Food For the Poor sows self-help seed
Mel Cooke, Gleaner Writer
Food For the Poor's (FFP's) Agriculture Department - all of two members strong, Norvel Bedward and Dwayne Bent - is sowing the seed of self-help across the island, supporting backyard farming, goat herding, apiculture, and even ornamental fish rearing.
Some of the seeds are literally sown at Food For the Poor's expansive facilities outside Spanish Town, St Catherine. Bedward and Bent gave The Sunday Gleaner a quick tour of the plant nursery where seedlings are nurtured for distribution. Guava, apple, sweet pepper, tomato and cauliflower are among the crops to come, which are showered with nutrients, the pair explaining that persons who receive homes from the organisation are given a tree seedling as well.
In the main, though, Food For the Poor's farming projects are done far from its base, and the pair of agriculturists does less of the nurturing of crops themselves, instead, grooming the farmers and recipients of the organisation's largesse.
Bent explains that FFP went into agriculture as the Rural Economic Agriculture Programme (REAP) in 2003, funded by the United States Department of Agriculture (USDA). That organisation provided food subsidies for small farmers, such as rice, peas and oil, allowing them to spend less on food for themselves.
Reaping success
That contract in 2008 and, because REAP had been so successful, FFP decided to continue in agriculture. It did not hurt that during REAP, seeds and tools had been received from a donor in Florida. These were used to establish backyard farming projects in the Angel of Hope homes for children across the island, schools, churches and homes for the elderly and infirm. The tools included machetes and files, pickaxes, shovels, hoes, forks, water pumps, rotor tillers, waterboots, and raincoats.
The agriculture department has been well established since then and there seems to be a high level of consistency.
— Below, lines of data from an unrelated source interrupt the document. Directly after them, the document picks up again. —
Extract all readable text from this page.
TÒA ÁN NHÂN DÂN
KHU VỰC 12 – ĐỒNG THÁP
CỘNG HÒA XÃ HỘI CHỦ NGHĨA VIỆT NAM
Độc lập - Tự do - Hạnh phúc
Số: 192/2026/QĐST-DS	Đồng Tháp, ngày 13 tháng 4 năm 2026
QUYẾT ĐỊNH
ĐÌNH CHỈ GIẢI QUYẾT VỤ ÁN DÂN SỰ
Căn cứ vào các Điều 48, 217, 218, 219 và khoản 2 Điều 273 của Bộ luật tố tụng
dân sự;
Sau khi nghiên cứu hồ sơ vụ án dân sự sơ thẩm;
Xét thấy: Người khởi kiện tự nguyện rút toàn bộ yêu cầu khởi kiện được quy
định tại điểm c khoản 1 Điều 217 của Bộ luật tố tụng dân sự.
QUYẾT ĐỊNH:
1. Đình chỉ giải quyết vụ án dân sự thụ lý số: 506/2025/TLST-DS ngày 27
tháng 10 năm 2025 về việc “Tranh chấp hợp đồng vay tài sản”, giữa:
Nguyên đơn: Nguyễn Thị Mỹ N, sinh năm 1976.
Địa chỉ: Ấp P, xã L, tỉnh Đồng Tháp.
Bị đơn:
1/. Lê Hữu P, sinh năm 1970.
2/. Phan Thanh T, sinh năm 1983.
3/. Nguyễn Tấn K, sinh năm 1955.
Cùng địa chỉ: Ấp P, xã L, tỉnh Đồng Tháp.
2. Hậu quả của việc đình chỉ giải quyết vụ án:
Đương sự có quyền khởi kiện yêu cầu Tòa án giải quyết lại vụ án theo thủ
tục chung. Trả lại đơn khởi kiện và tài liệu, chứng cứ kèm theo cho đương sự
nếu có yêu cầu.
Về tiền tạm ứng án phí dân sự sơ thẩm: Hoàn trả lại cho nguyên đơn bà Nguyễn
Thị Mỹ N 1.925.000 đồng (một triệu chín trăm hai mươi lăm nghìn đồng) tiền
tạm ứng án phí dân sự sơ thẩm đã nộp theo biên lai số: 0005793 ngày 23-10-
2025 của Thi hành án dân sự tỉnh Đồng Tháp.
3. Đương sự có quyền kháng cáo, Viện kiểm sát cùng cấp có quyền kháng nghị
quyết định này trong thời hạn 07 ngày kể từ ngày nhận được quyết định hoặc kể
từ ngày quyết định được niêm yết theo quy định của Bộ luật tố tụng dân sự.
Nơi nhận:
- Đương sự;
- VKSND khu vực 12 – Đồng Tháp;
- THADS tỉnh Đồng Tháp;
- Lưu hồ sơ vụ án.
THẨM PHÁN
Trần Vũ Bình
Bedward said: "In everything you find you have delinquent persons, but they are usually very happy with what they get. We have a very good relationship, through Food For the Poor."
Bedward explained that FFP also develops relationships with partners, such as the Rural Agriculture Development Agency (RADA) and farmers' organisations such as one they have worked with in St Catherine. In a peas project, FFP provided the seeds and RADA contributed the fertiliser. "The farmers were able to donate 20 per cent of what they produced to Food For the Poor and sell 80 per cent," Bedward said.